Is the company cash rich, cash short or committing fraud?
Don't forget, Beacon Group advanced $5.25M to LOY earning only 7.5% interest!!! - page 25 of Q1 report.
Page 33 of Q1 report stated a $5.954 million operating loss(burn rate of $2M per month).
LOY had $5.7M cash as of March 31st., which should be dwindled to $1M as of this month.

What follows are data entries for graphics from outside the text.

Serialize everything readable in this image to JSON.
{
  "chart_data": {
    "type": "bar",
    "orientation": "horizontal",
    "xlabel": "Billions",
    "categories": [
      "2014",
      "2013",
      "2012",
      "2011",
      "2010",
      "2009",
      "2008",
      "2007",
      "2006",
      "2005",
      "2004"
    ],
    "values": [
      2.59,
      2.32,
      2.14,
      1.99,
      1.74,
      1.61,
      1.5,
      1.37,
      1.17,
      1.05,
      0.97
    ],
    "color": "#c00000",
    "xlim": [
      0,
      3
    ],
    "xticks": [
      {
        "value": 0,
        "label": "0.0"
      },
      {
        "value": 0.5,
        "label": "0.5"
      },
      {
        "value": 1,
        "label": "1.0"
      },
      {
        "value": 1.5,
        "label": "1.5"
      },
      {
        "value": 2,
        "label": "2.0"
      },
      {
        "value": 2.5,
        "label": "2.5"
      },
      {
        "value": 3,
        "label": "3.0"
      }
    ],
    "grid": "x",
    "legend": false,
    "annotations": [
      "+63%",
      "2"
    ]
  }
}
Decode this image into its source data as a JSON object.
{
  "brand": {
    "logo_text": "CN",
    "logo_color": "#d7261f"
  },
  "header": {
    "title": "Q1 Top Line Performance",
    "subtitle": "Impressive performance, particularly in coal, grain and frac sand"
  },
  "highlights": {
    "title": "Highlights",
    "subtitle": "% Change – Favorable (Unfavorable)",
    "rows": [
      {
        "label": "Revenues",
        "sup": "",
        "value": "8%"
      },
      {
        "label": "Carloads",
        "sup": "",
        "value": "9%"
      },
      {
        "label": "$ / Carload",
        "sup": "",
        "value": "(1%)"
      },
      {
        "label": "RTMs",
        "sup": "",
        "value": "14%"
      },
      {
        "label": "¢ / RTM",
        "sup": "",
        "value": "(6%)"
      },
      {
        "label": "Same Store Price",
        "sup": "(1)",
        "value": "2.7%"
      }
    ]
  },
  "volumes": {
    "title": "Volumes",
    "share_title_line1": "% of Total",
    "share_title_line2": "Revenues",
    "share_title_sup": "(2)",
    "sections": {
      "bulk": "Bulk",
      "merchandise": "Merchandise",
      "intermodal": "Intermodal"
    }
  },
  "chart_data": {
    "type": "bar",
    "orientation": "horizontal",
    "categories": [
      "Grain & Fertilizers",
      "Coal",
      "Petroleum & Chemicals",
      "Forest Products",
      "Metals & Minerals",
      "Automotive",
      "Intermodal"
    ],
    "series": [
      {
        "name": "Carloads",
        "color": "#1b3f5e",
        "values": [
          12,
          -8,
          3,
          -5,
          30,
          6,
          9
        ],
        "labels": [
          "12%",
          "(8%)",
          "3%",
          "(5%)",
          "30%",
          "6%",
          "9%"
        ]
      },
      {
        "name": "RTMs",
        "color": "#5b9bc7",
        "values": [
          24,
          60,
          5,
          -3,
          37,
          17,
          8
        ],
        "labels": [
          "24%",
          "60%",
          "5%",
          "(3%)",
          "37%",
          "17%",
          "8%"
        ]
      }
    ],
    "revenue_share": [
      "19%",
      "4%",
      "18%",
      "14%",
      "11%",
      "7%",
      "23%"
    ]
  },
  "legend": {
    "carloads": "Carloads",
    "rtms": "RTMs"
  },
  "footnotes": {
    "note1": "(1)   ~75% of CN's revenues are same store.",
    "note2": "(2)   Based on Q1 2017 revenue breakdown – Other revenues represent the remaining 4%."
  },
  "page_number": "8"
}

Page 39 of the Annual Report said Housing Revenue was $5.934M. It also said Occupancy Cost relating to Housing was $7.097M = Net Loss of $1.1 million
Page 30 of Q1 Report said Housing Revenue for 3 months was $1.101 million, and corresonding Occupancy Cost was $1.946 million, = Net Loss of $841,000 in 3 months
Read for yourself under Sedar.ca Q1 report and look for that technical rebound on a fraudulent company... Page numbers are provided for your easy reference.
Comment by
nnneilio on Jun 11, 2015 6:03pm
Ah I see what you are saying now, I thought you meant they had cash on hand when the CEO loaned them money. My bad. I have no idea why they would not have paid off the CEO loan, only thing I can think of is they are already in breach of the bank debt covenants and if that gets called they will have no cash, and how bad will it look if they pay off debts to a CEO before their other creditors.